Thank God I went to the Akashic Books exhibit and talked to them about submitting (they don't go through agents, you can send it directly to the house's editor-in-chief, but this may also explain why they are "done" for now and won't consider new submissions until June or July) and thank God there are smaller presses that don't make you feel like you have to be Khaled Hosseini just to have someone say yes to you. Regardless, "Self-Mutilation" is two, three, or four times as good as DST and when it comes time to send that puppy out and when it comes time to see that agents don't want it either, I'll be able to say with even more confidence that agents are stupid, more people submit to them than should, and that they are slowly destroying literature as they build up film and television into the pre-eminent forms of entertainment Sorry for theater!

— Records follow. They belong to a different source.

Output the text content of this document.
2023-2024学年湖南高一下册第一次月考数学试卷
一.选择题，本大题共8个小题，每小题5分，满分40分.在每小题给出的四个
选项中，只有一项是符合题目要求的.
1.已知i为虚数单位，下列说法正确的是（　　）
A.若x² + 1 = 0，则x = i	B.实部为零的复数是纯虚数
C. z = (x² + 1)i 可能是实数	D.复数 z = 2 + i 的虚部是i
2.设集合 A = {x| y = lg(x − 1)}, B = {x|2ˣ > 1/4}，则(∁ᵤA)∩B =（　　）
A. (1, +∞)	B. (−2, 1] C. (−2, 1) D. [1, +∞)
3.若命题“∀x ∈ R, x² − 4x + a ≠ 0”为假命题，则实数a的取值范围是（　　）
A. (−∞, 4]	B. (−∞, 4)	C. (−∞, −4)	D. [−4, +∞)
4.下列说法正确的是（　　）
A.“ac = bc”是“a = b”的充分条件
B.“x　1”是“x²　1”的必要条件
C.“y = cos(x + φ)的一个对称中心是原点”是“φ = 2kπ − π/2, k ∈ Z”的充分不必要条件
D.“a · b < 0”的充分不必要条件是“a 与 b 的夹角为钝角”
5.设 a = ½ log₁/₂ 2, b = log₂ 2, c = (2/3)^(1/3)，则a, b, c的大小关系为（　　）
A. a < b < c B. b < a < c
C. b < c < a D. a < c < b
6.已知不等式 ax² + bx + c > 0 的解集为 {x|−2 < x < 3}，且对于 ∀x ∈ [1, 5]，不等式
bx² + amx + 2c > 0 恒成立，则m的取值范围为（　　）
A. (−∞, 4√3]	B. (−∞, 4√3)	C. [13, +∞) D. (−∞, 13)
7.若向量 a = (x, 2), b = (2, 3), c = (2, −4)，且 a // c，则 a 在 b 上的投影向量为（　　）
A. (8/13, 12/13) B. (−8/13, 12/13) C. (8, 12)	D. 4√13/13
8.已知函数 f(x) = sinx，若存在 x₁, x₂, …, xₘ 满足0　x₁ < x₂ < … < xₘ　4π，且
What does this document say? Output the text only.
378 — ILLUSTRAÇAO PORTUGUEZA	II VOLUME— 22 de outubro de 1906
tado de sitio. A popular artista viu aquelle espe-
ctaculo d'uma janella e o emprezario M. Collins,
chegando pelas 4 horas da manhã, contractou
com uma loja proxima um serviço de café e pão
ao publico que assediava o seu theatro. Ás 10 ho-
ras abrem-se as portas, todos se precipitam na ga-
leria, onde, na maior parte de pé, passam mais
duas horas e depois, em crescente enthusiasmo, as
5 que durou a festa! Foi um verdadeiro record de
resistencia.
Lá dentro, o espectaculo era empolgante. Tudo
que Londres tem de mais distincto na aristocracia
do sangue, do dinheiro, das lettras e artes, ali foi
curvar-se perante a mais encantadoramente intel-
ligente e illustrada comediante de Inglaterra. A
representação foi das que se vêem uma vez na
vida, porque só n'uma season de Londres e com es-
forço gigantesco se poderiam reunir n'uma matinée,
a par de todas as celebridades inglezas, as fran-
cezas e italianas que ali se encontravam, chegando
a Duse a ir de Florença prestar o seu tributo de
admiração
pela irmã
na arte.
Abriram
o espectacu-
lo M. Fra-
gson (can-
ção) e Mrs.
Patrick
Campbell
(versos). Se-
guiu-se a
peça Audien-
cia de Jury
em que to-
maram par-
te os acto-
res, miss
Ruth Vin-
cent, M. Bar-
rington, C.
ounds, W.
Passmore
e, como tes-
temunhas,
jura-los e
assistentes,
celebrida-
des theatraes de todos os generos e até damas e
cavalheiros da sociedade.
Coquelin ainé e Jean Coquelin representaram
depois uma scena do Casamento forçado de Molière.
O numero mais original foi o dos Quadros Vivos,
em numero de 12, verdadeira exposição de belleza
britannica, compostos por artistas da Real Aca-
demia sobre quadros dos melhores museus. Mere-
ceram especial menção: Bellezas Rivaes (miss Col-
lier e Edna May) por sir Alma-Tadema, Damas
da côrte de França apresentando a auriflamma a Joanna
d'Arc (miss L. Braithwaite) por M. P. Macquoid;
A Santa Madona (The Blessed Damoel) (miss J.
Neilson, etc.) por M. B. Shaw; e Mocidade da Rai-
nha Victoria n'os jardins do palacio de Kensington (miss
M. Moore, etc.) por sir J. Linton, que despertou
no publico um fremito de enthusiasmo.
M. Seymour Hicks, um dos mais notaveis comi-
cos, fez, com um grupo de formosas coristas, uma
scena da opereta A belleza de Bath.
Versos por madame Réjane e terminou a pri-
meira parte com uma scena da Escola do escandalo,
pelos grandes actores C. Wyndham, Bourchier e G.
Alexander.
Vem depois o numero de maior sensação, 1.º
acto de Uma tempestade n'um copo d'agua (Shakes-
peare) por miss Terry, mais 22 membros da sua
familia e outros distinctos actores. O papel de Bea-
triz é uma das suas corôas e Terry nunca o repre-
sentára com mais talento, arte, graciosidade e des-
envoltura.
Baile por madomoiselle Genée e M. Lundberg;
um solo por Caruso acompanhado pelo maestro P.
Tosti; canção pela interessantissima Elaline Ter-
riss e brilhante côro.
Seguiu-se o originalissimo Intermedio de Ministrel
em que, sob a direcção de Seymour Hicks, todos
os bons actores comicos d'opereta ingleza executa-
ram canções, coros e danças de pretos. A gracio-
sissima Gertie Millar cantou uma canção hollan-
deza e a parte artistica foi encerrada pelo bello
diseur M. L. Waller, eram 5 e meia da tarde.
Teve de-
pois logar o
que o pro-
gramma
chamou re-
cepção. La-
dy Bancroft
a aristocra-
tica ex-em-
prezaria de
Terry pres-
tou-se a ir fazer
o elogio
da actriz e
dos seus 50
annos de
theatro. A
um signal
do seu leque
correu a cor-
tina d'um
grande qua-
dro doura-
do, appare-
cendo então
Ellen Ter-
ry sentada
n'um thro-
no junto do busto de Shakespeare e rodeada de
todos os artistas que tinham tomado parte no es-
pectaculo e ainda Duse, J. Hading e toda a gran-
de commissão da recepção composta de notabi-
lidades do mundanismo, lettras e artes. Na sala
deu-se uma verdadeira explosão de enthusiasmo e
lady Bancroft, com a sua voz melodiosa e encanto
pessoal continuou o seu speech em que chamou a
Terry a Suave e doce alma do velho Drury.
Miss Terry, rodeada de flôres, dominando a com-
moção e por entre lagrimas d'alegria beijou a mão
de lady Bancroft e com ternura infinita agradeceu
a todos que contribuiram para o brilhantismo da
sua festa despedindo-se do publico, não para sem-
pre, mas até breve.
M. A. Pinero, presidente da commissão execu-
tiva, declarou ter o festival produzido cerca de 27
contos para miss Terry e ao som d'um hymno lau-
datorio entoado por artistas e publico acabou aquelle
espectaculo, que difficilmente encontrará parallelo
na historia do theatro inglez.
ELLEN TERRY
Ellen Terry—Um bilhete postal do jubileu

Music is also very lucrative, but unfortunately literature and music rarely coalesce, though it is often musicians who make up a good part of the reading public not consisting of soccer moms or housewives, desperate or otherwise. You can't sell a CD with an author unless it's a Book-on-CD, and come on, who is thinking that far ahead with a debut novel? I've said all I need to, but just remember: if you are a writer and you are trying to sell your book, don't "play the game" with the agents for one fucking second. That heroic man who asked that question also mentioned that he overheard someone say in a conversation, "Publish your first by yourself, then let an agent come to you for your second." The panelists tried to push him for clarification, "What did you say to them?" "I wasn't part of that conversation," (great response from that hero!). And then Sandy said, "No, you need an agent." Right Sandy, all us desperate writers need someone like you to take us to the top. Right.